1回目はこちらからお願いして機会を作ってもらったが、今回は担任から話し合いをしたいと要請があった。

ギムナジウムでは担任が二人いる。小学校と違い教科ごとに先生が代わるので、担任といえでも毎日顔を合わすわけではない。だからニコちゃんが学校でどのように過ごしているのかというのは、結局は自分の受け持っている授業中の話に限定されてしまう。
A先生はドイツ語とスポーツを受け持っているベテラン女性教師。B先生は英語を受け持ってる若手の男性教師。
まず、薬をのむようになってなにか変わったか、という話になった。私は「変化は見られない」と答えた。夫は「少しは穏やかになったように思う」と言った。A先生は「少しは落ち着き始めたように思う」と言い、B先生は「何の変化もない」と言った。そもそも飲んでいる量が少量すぎるし、最近再び飲み始めたばかりで、妥当な感想だと思う。

A先生は「ニコは最前列に座っています。みんなに向けて話した後、もう一度ニコに個人的に説明しないと理解しません。例えば、数あるプロジェクトの中から自分が好きなものを3つ選ぶという課題を2週間前に与えました。
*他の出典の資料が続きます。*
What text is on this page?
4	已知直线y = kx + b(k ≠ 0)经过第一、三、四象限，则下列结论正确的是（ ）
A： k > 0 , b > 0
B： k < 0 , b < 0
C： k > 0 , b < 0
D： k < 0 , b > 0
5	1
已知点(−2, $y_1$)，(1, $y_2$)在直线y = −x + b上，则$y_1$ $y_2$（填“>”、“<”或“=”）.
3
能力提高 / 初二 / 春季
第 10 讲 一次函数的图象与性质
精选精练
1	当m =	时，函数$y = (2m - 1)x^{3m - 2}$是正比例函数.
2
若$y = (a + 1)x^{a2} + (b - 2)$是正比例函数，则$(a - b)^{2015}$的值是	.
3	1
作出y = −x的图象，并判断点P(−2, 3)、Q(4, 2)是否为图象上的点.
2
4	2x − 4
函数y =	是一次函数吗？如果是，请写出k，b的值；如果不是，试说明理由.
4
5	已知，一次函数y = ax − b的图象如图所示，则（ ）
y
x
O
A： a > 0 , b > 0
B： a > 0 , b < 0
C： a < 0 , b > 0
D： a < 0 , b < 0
他の生徒はすぐに3つ選んで提出しましたが、ニコからのリアクションがなかったので、「プロジェクトを選んで提出して」と話しました。すると1つだけ選んで提出しました。「3つだよ」と更に追加で指示を与えないと3つ選んで提出することができないのです。」と言った。「とにかく彼は書くことがすごく苦手で、罫線に沿って書く、枠の中に書く、ということができません。また問題が1から10まであっても、3番や4番を飛ばしてしまうことがよくあります。わざとすっとばしているのではなく、単純に彼の眼中に入っていないのです。空間認識力が弱いのだと思います。」と言った。私は心の中で大きく頷いてしまった。

ニコちゃんは4年間ピアノを習っているのに、いまだに音符が読めない。ト音記号の最初が「G」の音ということはわかっているので、いつもGを起点に音符がどこの位置にあるかを数えている。なんでパッと見てわからないんだろう?とすごく不思議。これも空間認識力のなさがなせる技なんだろう。

ニコちゃんは現在学校のカウンセラーと隔週1回の割合で面談をしている。カウンセラーは「授業中一人でする作業の時はニコは気が散らないようにヘッドホン(工事現場で使うようなもの)をしたほうがいい。」と提案したそうだ。校長は「一人のためにヘッドホンを買うお金はない。」と答えたそうだ。夫は「指定していただければ私達で買います」と申し出たが、既にカウンセラーが自分で用意するという話でまとまっているそうだ。先生は「クラスでもきちんとニコの状況を説明するつもりです。そうでないと一人だけヘッドホンをしているとどうしても冷やかしたりからかったりする子供が出てきますから」と配慮をすることも話してくれた。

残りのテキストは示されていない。